The report, titled “True Merit: Ensuring Our Brightest Students Have Access to Our Best Colleges and Universities,” says so-called “need-blind” policies have failed. As evidence, the report notes that 72 percent of the students at the nation’s most competitive universities are from the country’s top income quartile, while only 3 percent hail from the nation’s poorest families.
It also found that high-achieving students from the top income quartile enroll in highly competitive universities at three times the rate of their high-achieving peers in the lowest income quartile—24 percent versus 8 percent—and at similarly disparate rates in very competitive or competitive institutions of higher learning.

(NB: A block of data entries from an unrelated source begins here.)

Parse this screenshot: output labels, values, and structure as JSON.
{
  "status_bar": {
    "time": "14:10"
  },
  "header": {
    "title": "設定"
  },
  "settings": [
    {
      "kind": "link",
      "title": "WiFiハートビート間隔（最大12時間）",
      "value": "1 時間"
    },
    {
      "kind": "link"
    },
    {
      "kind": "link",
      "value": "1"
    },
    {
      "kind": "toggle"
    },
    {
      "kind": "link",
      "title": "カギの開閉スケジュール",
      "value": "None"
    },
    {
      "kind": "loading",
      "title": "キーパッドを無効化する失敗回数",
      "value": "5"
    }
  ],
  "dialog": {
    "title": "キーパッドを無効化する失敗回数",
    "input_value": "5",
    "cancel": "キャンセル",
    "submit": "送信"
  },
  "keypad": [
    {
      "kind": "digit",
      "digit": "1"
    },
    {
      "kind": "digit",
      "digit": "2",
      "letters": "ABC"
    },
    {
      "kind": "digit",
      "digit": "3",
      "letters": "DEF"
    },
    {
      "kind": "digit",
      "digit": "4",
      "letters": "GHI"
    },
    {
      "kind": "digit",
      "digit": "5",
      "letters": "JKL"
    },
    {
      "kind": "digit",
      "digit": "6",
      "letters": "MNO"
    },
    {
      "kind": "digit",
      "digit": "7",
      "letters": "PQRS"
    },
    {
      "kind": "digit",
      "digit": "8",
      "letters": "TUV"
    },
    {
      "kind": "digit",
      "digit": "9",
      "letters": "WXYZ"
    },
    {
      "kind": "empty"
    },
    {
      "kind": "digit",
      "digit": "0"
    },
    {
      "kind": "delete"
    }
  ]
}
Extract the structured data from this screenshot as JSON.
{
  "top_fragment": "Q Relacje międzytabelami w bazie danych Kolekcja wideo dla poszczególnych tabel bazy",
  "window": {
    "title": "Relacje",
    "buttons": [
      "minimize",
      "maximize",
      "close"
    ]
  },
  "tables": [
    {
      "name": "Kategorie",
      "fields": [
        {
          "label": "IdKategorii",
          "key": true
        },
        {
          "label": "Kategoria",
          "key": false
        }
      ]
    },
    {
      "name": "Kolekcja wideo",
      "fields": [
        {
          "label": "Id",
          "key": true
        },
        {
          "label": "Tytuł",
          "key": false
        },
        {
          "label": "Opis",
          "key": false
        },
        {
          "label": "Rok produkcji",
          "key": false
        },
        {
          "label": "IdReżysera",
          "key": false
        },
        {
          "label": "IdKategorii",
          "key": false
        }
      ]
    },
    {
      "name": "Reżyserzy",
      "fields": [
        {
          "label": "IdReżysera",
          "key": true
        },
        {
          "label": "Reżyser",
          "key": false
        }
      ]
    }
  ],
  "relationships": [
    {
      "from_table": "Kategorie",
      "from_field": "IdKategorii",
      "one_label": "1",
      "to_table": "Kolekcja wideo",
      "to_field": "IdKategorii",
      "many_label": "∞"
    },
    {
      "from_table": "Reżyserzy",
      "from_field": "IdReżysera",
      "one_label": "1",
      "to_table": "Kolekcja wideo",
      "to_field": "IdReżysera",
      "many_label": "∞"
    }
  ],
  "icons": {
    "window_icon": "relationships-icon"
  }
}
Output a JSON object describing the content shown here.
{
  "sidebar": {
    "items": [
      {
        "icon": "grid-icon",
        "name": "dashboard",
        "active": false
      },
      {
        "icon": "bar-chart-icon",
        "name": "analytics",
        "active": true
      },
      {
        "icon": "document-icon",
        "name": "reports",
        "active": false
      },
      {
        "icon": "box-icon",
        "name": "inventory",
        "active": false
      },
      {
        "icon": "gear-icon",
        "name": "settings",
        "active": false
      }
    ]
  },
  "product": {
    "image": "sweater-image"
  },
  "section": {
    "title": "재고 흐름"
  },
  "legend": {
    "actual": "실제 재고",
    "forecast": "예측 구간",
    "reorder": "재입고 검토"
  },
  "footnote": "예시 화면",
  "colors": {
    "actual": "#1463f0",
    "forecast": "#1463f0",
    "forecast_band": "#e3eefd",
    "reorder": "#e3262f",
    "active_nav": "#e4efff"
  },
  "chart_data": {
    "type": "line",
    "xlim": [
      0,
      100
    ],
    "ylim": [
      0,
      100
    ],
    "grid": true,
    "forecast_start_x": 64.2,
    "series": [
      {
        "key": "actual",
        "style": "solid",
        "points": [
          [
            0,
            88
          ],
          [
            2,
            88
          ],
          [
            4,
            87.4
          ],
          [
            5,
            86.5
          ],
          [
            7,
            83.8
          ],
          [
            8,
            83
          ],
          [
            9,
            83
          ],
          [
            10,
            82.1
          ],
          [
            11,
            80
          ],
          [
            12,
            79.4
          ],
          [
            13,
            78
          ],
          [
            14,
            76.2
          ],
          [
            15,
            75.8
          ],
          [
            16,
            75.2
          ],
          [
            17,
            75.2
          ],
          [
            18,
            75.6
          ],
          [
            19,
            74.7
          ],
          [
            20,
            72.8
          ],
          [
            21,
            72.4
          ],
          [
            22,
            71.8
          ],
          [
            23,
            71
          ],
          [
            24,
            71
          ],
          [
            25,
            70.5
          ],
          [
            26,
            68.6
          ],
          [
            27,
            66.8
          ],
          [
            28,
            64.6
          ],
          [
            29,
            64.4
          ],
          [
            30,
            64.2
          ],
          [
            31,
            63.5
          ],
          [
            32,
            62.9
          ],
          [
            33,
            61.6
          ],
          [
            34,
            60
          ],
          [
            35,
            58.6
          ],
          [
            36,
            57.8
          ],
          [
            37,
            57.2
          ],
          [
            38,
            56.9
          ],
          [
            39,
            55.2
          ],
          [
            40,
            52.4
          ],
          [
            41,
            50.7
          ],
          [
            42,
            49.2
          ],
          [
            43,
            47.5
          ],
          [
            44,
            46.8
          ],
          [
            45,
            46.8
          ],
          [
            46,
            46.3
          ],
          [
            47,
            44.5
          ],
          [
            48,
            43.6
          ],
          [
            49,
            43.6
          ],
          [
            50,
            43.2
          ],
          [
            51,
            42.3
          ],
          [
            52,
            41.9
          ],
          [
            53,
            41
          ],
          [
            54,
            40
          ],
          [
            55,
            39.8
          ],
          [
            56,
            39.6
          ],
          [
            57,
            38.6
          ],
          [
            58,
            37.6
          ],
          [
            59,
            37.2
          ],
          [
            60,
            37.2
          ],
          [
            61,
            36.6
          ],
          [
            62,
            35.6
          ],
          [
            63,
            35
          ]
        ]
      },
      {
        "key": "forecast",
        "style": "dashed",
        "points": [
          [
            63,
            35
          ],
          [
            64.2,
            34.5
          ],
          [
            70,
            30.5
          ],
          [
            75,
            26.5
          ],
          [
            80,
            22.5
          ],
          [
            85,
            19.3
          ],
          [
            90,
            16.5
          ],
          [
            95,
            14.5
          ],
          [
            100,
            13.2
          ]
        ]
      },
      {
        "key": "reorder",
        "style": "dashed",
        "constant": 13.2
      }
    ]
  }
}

Further, the report shows that the percent of first-time, full-time freshmen receiving Pell grants has risen at all but the most highly competitive colleges and universities since 2000. For instance, the percentage of such students has risen from 24 to 30 percent at very competitive universities but has remained virtually flat—rising only from 16 to 17 percent—at the most competitive universities, from 2000 through 2013, the report states.
Levy, whose foundation offers scholarships of up to $40,000 to high-achieving students with economic need, noted two reasons why high-achieving low-income students are so woefully underrepresented at elite institutions.
First, many don’t apply to top colleges and universities because they get inadequate counseling in high school—a problem that he said occasionally affects even Cooke scholars.